Vilhjálmsson dodaje również, że posiadanie akcesoriów BDSM nie oznacza, że mężczyźni są gwałcicielami. – Po publikacji 50 Twarzy Greya, takie przedmioty posiada każda gospodyni w Seltjarnarnes – uważa adwokat. Twierdzi też, że policja skonfiskowała trzy rzeczy: komputer, pejcz należący do dziadka właściciela mieszkania oraz łańcuchy z worka treningowego. Zdaniem prawnika, osoby udostępniające zdjęcia i dane oskarżonych mogą być posądzone o zniesławienie.
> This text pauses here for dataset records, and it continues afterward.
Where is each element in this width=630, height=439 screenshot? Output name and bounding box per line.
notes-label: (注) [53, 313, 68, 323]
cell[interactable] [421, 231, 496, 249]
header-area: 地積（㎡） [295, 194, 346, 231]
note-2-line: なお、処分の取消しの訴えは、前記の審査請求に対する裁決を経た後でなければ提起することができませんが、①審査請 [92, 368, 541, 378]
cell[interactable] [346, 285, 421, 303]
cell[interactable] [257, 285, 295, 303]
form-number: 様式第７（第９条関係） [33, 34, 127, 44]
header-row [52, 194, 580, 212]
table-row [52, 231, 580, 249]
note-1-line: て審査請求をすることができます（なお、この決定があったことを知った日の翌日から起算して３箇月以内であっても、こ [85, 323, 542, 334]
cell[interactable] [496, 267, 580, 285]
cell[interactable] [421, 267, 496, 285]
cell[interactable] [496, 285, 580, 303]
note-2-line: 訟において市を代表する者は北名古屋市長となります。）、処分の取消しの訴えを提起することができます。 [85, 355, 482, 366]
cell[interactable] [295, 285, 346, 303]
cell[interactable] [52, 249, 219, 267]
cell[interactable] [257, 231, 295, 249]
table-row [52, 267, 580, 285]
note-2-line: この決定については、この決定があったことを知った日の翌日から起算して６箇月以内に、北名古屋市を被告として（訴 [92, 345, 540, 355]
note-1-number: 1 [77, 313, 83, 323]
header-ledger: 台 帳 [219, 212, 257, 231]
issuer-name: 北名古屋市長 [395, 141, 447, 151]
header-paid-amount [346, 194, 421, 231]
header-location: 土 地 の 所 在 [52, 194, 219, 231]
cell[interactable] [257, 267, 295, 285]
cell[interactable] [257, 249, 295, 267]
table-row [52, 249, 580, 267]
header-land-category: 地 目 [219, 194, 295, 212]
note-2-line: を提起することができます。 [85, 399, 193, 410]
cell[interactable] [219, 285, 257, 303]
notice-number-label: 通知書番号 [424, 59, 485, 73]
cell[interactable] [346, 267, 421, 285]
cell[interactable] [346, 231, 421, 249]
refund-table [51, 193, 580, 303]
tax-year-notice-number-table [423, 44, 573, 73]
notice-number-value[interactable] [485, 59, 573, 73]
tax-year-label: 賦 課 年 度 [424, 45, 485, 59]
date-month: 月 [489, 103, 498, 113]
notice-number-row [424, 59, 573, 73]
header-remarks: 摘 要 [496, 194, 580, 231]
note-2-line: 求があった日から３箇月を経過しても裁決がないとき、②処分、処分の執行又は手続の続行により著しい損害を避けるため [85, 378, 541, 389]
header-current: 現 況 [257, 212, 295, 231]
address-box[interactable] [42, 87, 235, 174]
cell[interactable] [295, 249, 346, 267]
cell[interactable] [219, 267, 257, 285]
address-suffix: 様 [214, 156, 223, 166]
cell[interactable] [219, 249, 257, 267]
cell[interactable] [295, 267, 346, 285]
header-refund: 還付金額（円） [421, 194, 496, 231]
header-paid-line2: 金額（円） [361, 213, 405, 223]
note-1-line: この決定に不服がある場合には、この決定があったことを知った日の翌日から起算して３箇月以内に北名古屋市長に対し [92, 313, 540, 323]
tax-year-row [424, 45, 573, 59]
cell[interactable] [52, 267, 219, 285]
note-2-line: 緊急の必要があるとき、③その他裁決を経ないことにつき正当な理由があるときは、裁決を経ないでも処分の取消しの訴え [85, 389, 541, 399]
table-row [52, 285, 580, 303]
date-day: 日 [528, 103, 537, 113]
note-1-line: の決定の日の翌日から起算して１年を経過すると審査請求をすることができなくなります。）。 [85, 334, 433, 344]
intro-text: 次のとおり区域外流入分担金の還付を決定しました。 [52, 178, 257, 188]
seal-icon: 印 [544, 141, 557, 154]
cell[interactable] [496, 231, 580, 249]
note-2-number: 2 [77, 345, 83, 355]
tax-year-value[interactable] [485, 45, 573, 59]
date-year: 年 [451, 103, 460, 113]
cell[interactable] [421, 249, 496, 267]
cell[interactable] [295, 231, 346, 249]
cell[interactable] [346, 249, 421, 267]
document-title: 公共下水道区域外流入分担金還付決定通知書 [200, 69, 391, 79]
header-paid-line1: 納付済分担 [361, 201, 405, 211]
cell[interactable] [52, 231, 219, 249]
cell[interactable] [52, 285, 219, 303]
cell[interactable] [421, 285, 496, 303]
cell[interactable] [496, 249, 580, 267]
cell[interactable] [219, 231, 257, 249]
Adwokat rozważa postawienie im zarzutów w tej sprawie.
„Islandczycy zupełnie oszaleli”
W wywiadzie z mbl.is, Vilhjálmsson powiedział:
– Podczas tych okropnych wczorajszych wydarzeń, kiedy to wszyscy Islandczycy zupełnie oszaleli, kilka tysięcy ludzi dokonało samosądu i uznało moich klientów za winnych, nie zważając na decyzję sądu powszechnego.
Przypomina także, że wcześniejsze wydarzenia dotyczyły dobrowolnych stosunków seksualnych, natomiast w drugim przypadku sytuacja jest bardziej skomplikowana; ofiara wyznała, że jeden z mężczyzn zmuszał ją do stosunku oralnego z drugim oskarżonym. Obaj mężczyźni temu zaprzeczają. Prawnik dodaje, że sytuacja opisana w Fréttablaðið nie ma nic wspólnego z zeznaniami oskarżonych i ofiar. Dziennik Fréttablaðið oświadczył, że pozostaje przy swojej wersji zdarzeń.